Aber ich sage auch: Für mich sind diese zehn Jahre erst eine wichtige Etappe auf unserem Weg, dieses Land zu gestalten. Ich weiß noch, was wir alle in den 80er und 90er Jahren, als die Arbeitslosigkeit unter Helmut Kohl immer weiter stieg, gesagt haben: Arbeitslosigkeit ist das Krebsübel unserer Gesellschaft. Arbeitslosigkeit vernichtet Lebensmut und Lebensperspektiven; Langzeitarbeitslosigkeit macht oft einsam und führt in die Armut. Und darum hatte ich 1998, als ich mit Gerhard Schröder nach Bonn kam, ein Ziel vor Augen: Wir Sozialdemokraten werden die Arbeitslosigkeit, das Krebsübel der Gesellschaft, entschieden bekämpfen und eines Tages auch beseitigen. Das ist unser Ziel, dafür arbeiten wir, und darum werden wir alle gebraucht! Ich sage hier: Arbeit zu guten Löhnen schaffen – das ist konkrete Politik für die solidarische Mitte, für die Leute, die unser Land zusammenhalten, und für all die, die wir dadurch in die Mitte der Gesellschaft zurückholen!

Und ich habe dieses Ziel bis heute niemals aus den Augen verloren. Vor zwei Monaten habe ich zum ersten Mal das Wort "Vollbeschäftigung" wieder in den Mund genommen. Seitdem hat es eine erstaunliche Verbreitung gefunden – der Bundeswirtschaftsminister spricht plötzlich davon, und diese Woche sogar der Bundespräsident. Wir Sozialdemokraten freuen uns über jede Unterstützung!

Und ich bin überzeugt, dass wir dieses Ziel in den nächsten zehn Jahren erreichen können, wenn wir entschlossen eine richtige Politik für Wachstum und Arbeit machen. Ich will, dass wir dieses Land nicht hinterlassen wie damals Helmut Kohl.

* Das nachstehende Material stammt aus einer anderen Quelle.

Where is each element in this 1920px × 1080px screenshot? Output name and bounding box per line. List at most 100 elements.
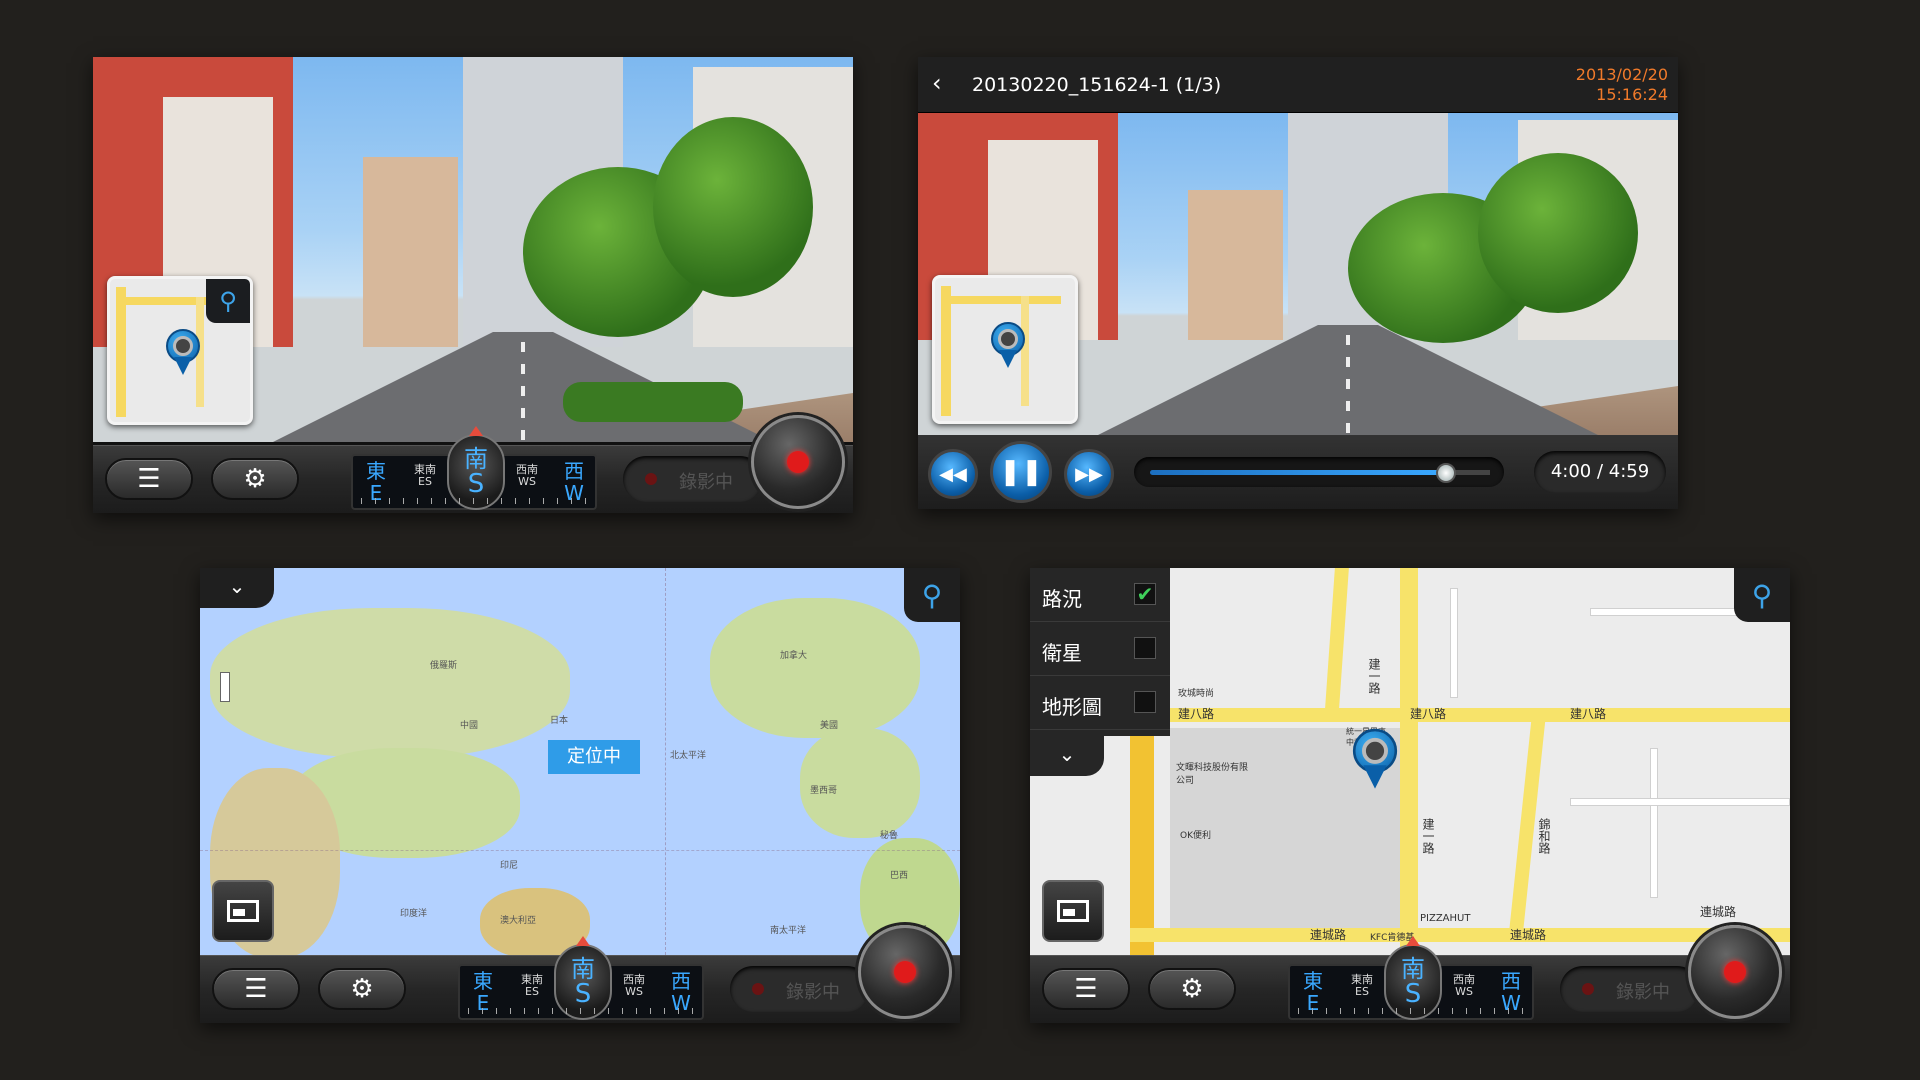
record-button[interactable] [858, 925, 952, 1019]
tree [653, 117, 813, 297]
map-road [1130, 708, 1790, 722]
map-road [1400, 568, 1418, 960]
street-label: 錦和路 [1537, 818, 1551, 854]
heading-indicator [1406, 936, 1420, 946]
seek-handle[interactable] [1436, 463, 1456, 483]
road [1098, 325, 1598, 435]
compass-ticks [468, 1008, 694, 1014]
menu-button[interactable]: ☰ [212, 968, 300, 1010]
map-label: 墨西哥 [810, 786, 838, 796]
layer-label: 衛星 [1042, 641, 1082, 665]
layer-terrain[interactable]: 地形圖 [1030, 676, 1170, 730]
lane-marking [521, 342, 525, 442]
file-title: 20130220_151624-1 (1/3) [972, 74, 1222, 96]
landmass [210, 608, 570, 758]
record-button[interactable] [751, 415, 845, 509]
pip-toggle-button[interactable] [1042, 880, 1104, 942]
pause-icon: ❚❚ [999, 457, 1043, 487]
gear-icon: ⚙ [350, 974, 374, 1004]
map-label: 印度洋 [400, 909, 428, 919]
pip-toggle-button[interactable] [212, 880, 274, 942]
back-button[interactable]: ‹ [932, 69, 942, 97]
settings-button[interactable]: ⚙ [211, 458, 299, 500]
mini-map[interactable]: ⚲ [107, 276, 253, 425]
record-icon [1724, 961, 1746, 983]
satellite-button[interactable]: ⚲ [1734, 568, 1790, 622]
layer-satellite[interactable]: 衛星 [1030, 622, 1170, 676]
compass: 東E 東南 ES 南S 西南 WS 西W [1288, 936, 1534, 1020]
location-pin-icon [166, 329, 200, 377]
record-status-label: 錄影中 [786, 982, 840, 1003]
street-label: 連城路 [1510, 928, 1547, 942]
location-pin-icon [991, 322, 1025, 370]
map-label: 日本 [550, 716, 569, 726]
menu-icon: ☰ [1074, 974, 1098, 1004]
collapse-button[interactable]: ⌄ [200, 568, 274, 608]
layer-label: 地形圖 [1042, 695, 1102, 719]
settings-button[interactable]: ⚙ [1148, 968, 1236, 1010]
compass-ticks [1298, 1008, 1524, 1014]
poi-label: OK便利 [1180, 831, 1211, 841]
map-label: 澳大利亞 [500, 916, 537, 926]
menu-icon: ☰ [244, 974, 268, 1004]
settings-button[interactable]: ⚙ [318, 968, 406, 1010]
playback-header: ‹ 20130220_151624-1 (1/3) 2013/02/20 15:1… [918, 57, 1678, 113]
terrain-checkbox[interactable] [1134, 691, 1156, 713]
map-road [1570, 798, 1790, 806]
street-label: 建八路 [1178, 707, 1215, 721]
world-map[interactable]: 定位中 北太平洋 南太平洋 印度洋 澳大利亞 加拿大 美國 巴西 中國 俄羅斯 … [200, 568, 960, 960]
record-indicator [1582, 983, 1594, 995]
map-road [1450, 588, 1458, 698]
map-road [1130, 928, 1790, 942]
seek-bar[interactable] [1134, 457, 1504, 487]
fast-forward-icon: ▶▶ [1075, 463, 1103, 485]
compass: 東E 東南 ES 南S 西南 WS 西W [458, 936, 704, 1020]
heading-indicator [469, 426, 483, 436]
menu-button[interactable]: ☰ [105, 458, 193, 500]
street-label: 連城路 [1310, 928, 1347, 942]
rewind-button[interactable]: ◀◀ [928, 449, 978, 499]
satellite-checkbox[interactable] [1134, 637, 1156, 659]
layer-traffic[interactable]: 路況 ✔ [1030, 568, 1170, 622]
date-line [665, 568, 666, 960]
fast-forward-button[interactable]: ▶▶ [1064, 449, 1114, 499]
compass-es: 東南 ES [1351, 973, 1373, 999]
compass-ws: 西南 WS [623, 973, 645, 999]
street-label: 建一路 [1421, 818, 1435, 854]
record-icon [894, 961, 916, 983]
zoom-slider[interactable] [220, 672, 230, 702]
mini-map[interactable] [932, 275, 1078, 424]
compass-es: 東南 ES [414, 463, 436, 489]
time-display: 4:00 / 4:59 [1534, 451, 1666, 493]
poi-label: PIZZAHUT [1420, 913, 1471, 924]
map-road [941, 296, 1061, 304]
building [1188, 190, 1283, 340]
map-road [1130, 728, 1154, 960]
satellite-icon: ⚲ [921, 578, 943, 612]
equator [200, 850, 960, 851]
compass-ws: 西南 WS [1453, 973, 1475, 999]
map-road [941, 286, 951, 416]
recording-screen: ⚲ ☰ ⚙ 東E 東南 ES 南S 西南 WS 西W 錄影中 [93, 57, 853, 513]
gear-icon: ⚙ [243, 464, 267, 494]
record-button[interactable] [1688, 925, 1782, 1019]
heading-indicator [576, 936, 590, 946]
recording-datetime: 2013/02/20 15:16:24 [1576, 65, 1668, 105]
satellite-button[interactable]: ⚲ [904, 568, 960, 622]
hedge [563, 382, 743, 422]
locating-badge: 定位中 [548, 740, 640, 774]
traffic-checkbox[interactable]: ✔ [1134, 583, 1156, 605]
lane-marking [1346, 335, 1350, 435]
playback-controls: ◀◀ ❚❚ ▶▶ 4:00 / 4:59 [918, 435, 1678, 509]
street-label: 連城路 [1700, 905, 1737, 919]
landmass [710, 598, 920, 738]
map-label: 中國 [460, 721, 479, 731]
street-map-screen: 建八路 建八路 建八路 建一路 建一路 連城路 連城路 連城路 錦和路 文暉科技… [1030, 568, 1790, 1023]
control-bar: ☰ ⚙ 東E 東南 ES 南S 西南 WS 西W 錄影中 [93, 415, 853, 513]
record-indicator [752, 983, 764, 995]
satellite-icon[interactable]: ⚲ [206, 279, 250, 323]
street-label: 建八路 [1410, 707, 1447, 721]
pause-button[interactable]: ❚❚ [990, 441, 1052, 503]
collapse-button[interactable]: ⌄ [1030, 736, 1104, 776]
menu-button[interactable]: ☰ [1042, 968, 1130, 1010]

Ich will, dass wir Sozialdemokraten sagen: In diesem Land hat jede und jeder, der will, wieder eine faire Chance auf eine Arbeit, von der er anständig leben kann!

Ich weiß, dass manche – auch bei uns – sagen: Ist das nicht ein bisschen kühn? Ich glaube nicht! Denn meine Zuversicht ist auch das Ergebnis von vielen Eindrücken, die sich bei unzähligen Auslandsreisen in den letzten Jahren gefestigt haben. Ob in Mexiko oder Panama, in Kasachstan oder in der Türkei, in Südafrika oder Libyen, und nicht nur in China und Indien, auch in Indonesien oder Vietnam – fast überall auf der Welt erarbeiten sich die Menschen – kleine Leute! – zum ersten Mal in der Geschichte ihrer Familien einen Wohlstand aus eigener Kraft. Oft unter schwierigsten Bedingungen!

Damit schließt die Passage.